The Journal of Sustainable Real Estate article, “Location Efficiency and Mortgage Default,” by  Stephanie Y. Rauterkus, Grant I. Thrall, and Eric Hangen, looked at three geographically and economically diverse cities: Jacksonville, Florida; Chicago, Illinois; and San Francisco, California. San Francisco has double the average income of Jacksonville, while Chicago falls in between, the researchers note.

San Francisco has the top Walk Score in the nation among large cities, with an average score of 86. Chicago is somewhat less walkable, but near the top, with a Walkscore of 76. Both San Francisco and Chicago are made up of primarily walkable urban fabric. Jacksonville, conversely, is mostly suburban. It’s Walkscore of 36 is among the lowest of big cities.

“We find that default probability increases with the number of vehicles owned after controlling for income,” the article states. “Further, we find that default probability decreases with higher Walk Scores in high income areas but increases with higher Walk Scores in low income areas.”

The impact of location efficiency (as measured by income-normalized vehicle ownership) on default is nontrivial, says the article. “Consider the following example, of a borrower in Chicago with a [credit] score of 680, a debt-to-income (back end) ratio of 41 percent, and an [loan-to-value ratio] of 80 percent. If the borrower is purchasing a home of average location efficiency for the Chicago metro area, our model return default probability is 9.9 percent. A second borrower could have exactly the same underwriting characteristics but purchase a location-efficient home. The default probability for this borrower falls to 7.2 percent. A third borrower with the same credit score and LTV could have a remarkably higher debt-to-income ratio, of 62.5 percent, and, if they purchased the location-efficient home, the model would return a default probability of 9.9 percent — the same probability as for our first borrower.

The authors hypothesize that mortgage default could be positively affected by location efficiency because transportation costs decline in walkable locations. They add that transportation choice also could insulate borrowers from the affects of gasoline price spikes, such as those that occurred in 2008 and prior to the financial meltdown.

However, the superior perfomance of the underlying real estate could also explain the difference. “This explanation is that location efficient homes might hold their value better than other homes, and therefore better enable borrowers to avoid foreclosure through alternative measures (such as selling or refinancing the home) if they fall behind on payments or need to manage payment shock from an adjustable rate mortgage,” they write.

One caveat to the findings is that, in Jacksonville and San Francisco in particular, high Walkscores were associated with greater defaults for low-income residents. “We interpret this to mean that low-income, high default rate areas tend to be quite walkable (e.g., in urban areas within the central city). At the other extreme, we find that in high-income neighborhoods, Walk Score is negatively related to mortgage default. We interpret this as more of a location efficiency effect, with the causality flowing in the opposite direction as in low-income neighborhoods. That is, in high-income, walkable neighborhoods, borrowers have lower transportation costs and thus have more funds available to cover debt service thereby lessening the likelihood of default.”

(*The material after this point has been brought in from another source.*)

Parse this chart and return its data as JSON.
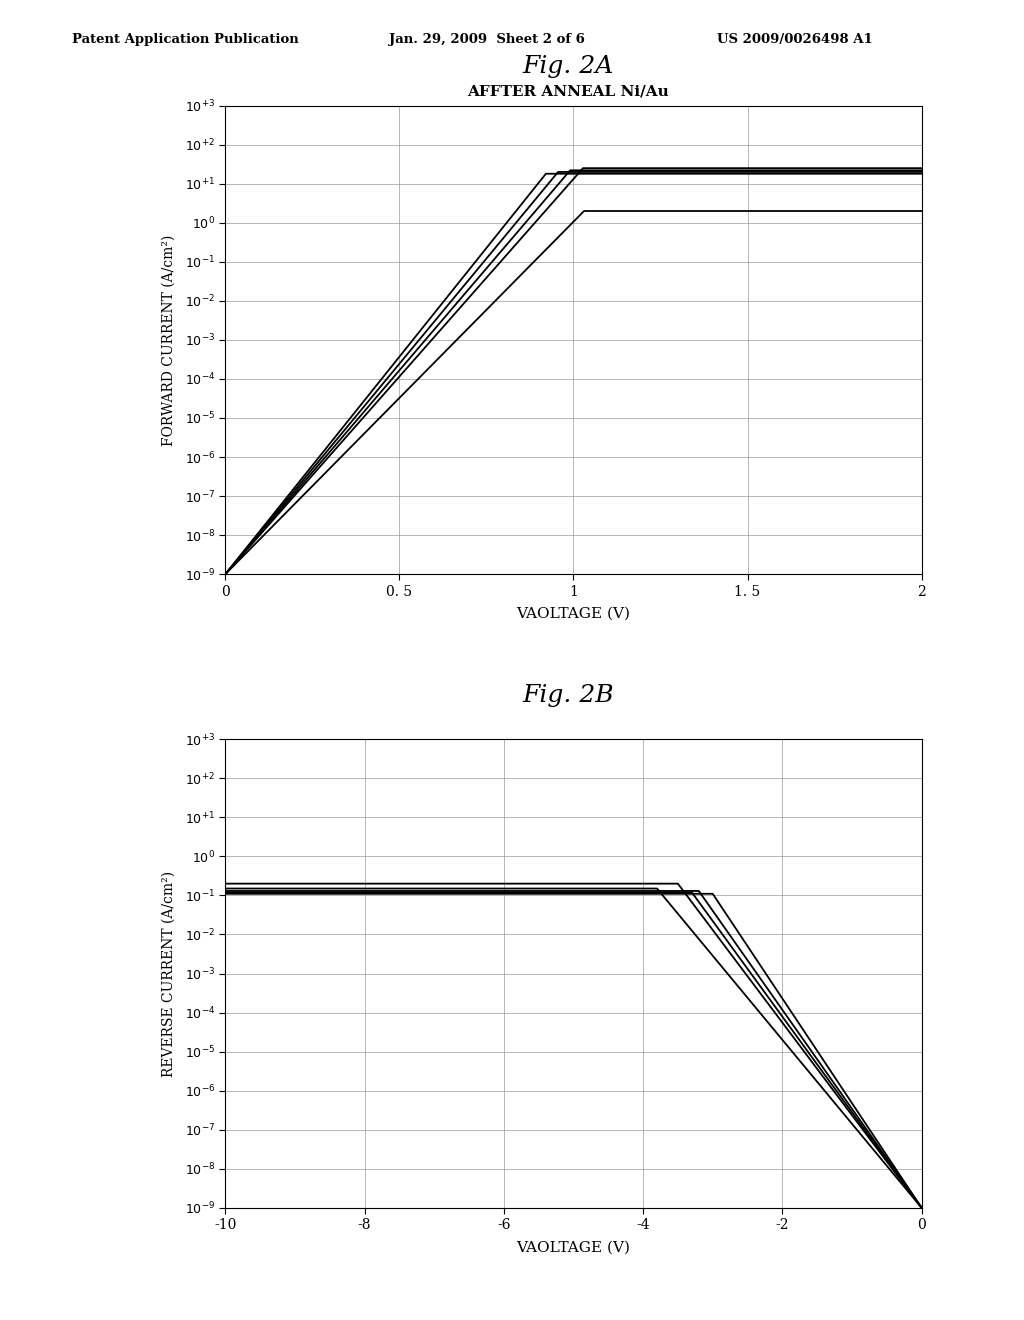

Lower vehicle ownership was associated with lower default across all income groups.

The researchers note: “These results suggest that some degree of greater mortgage underwriting flexibility could be provided to assist households with the purchase of location efficient homes, without increasing mortgage default. They also support the notion that government policies around land use, zoning, infrastructure, and transportation could have significant impacts on mortgage default rates.”